Five reasons to visit Oman as soon as possible
From world-class hiking to Bronze Age tombs, from the weekly goat souk at Nizwa to beaches where sea turtles spawn, unspoilt Oman on the Arabian peninsula is much more than just its capital, Muscat
Although it’s fast becoming a hub for Asia-Europe flights, few tourists venture from Oman’s modern capital, Muscat. It’s just desert, right? Try again: a vast mountain landscape containing an irresistible canyon, excellent hiking and unbeatable stargazing, with mud-built villages and prehistoric sites – all these make a trip around Oman a hugely varied journey. There are labyrinthine forts at Nizwa, Jabreen and Bahla, while farther south are shifting sands containing luxury desert camps, and glistening Indian Ocean beaches visited more by giant turtles than by tourists.
Hike the ‘other Grand Canyon’ at Jebel Shams
Tourists flock to Arizona to gape at the Grand Canyon, but Jebel Shams is almost as impressive – and much easier to enjoy. Although the drive up from Al Hamra is best done in a 4WD, Al Khitaym on the 1,900m plateau of Jebel Shams – the Mountain of the Sun – is where to start an easy and eye-popping eight-mile trek. Clinging onto the sides of the canyon, the three-hour Balcony Walk, officially known as hiking route W6, gives regular views of the intricate canyon walls, as well as of a one-mile drop.
A gateway to the magnificent Hajar mountains, Nizwa is Oman’s oldest city, and was once its capital. It’s a hugely evocative town, built around a 17th-century fort with an imposing tower. However, the main event is Nizwa’s weekly goat souk, held on Friday mornings from 7am. Witnessing the parading of Oman’s best-loved animal, the bargaining and the bickering, gives a glimpse at a way of life suspended in time. OK, so some deals are done on smartphones these days, but there’s an air of the ancient here. The parade of the goats is around a bandstand, which is a great place to station yourself if taking photos, which no-one minds. Most tourists arrive too late; it’s all over by 8am, so come early. Afterwards – whether you bought yourself a goat or not – you can wander through the rest of the souk, which sells everything from fresh fish and coffee pots to cashew nuts and locally grown dates, the latter an Omani obsession.

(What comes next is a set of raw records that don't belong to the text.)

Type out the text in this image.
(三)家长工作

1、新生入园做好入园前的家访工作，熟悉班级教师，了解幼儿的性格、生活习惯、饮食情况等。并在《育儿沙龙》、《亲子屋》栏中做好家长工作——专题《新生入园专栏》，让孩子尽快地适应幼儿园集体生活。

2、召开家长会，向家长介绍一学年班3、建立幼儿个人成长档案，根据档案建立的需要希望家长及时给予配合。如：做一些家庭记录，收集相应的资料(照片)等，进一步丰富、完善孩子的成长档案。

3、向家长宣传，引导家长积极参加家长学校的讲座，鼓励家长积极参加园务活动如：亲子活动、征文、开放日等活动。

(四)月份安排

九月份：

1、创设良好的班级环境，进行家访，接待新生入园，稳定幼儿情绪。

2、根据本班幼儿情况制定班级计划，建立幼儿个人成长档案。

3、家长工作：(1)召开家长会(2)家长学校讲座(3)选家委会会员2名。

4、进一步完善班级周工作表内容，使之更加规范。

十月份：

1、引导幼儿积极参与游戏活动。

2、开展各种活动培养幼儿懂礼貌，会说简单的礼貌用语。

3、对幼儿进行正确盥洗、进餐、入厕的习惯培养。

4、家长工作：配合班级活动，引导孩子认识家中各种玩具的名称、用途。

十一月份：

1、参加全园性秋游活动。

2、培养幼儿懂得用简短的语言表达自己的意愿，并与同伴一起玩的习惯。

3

An easy 30-minute drive along paved roads off highway 21 between Bahla and Ibri, these 5,000-year-old burial tombs in the Hajar mountains require some careful searching on foot. Situated near the village of Qubur Juhhal, a short walk across a couple of dry riverbeds and along a falaj (an Omani irrigation channel) leads to a small ridge dotted with about 30 Bronze Age burial tombs almost in a line. A sister site to the more famous Bat and Al-Khutm archaeological sites, but more impressive (and less visited), Al-Ayn has the greatest number of standing necropolises, the best of which look like classic beehives. Some are double-walled and in immaculate condition, while others lie in ruins, and all against the splendid backdrop of the razor-like Jebel Misht ridge. The 22km drive to or from Bat passes by hundreds of ridges and hills, each home to tombs, but the hidden, deserted Al Ayn is where to head if you want prehistoric Oman all to yourself.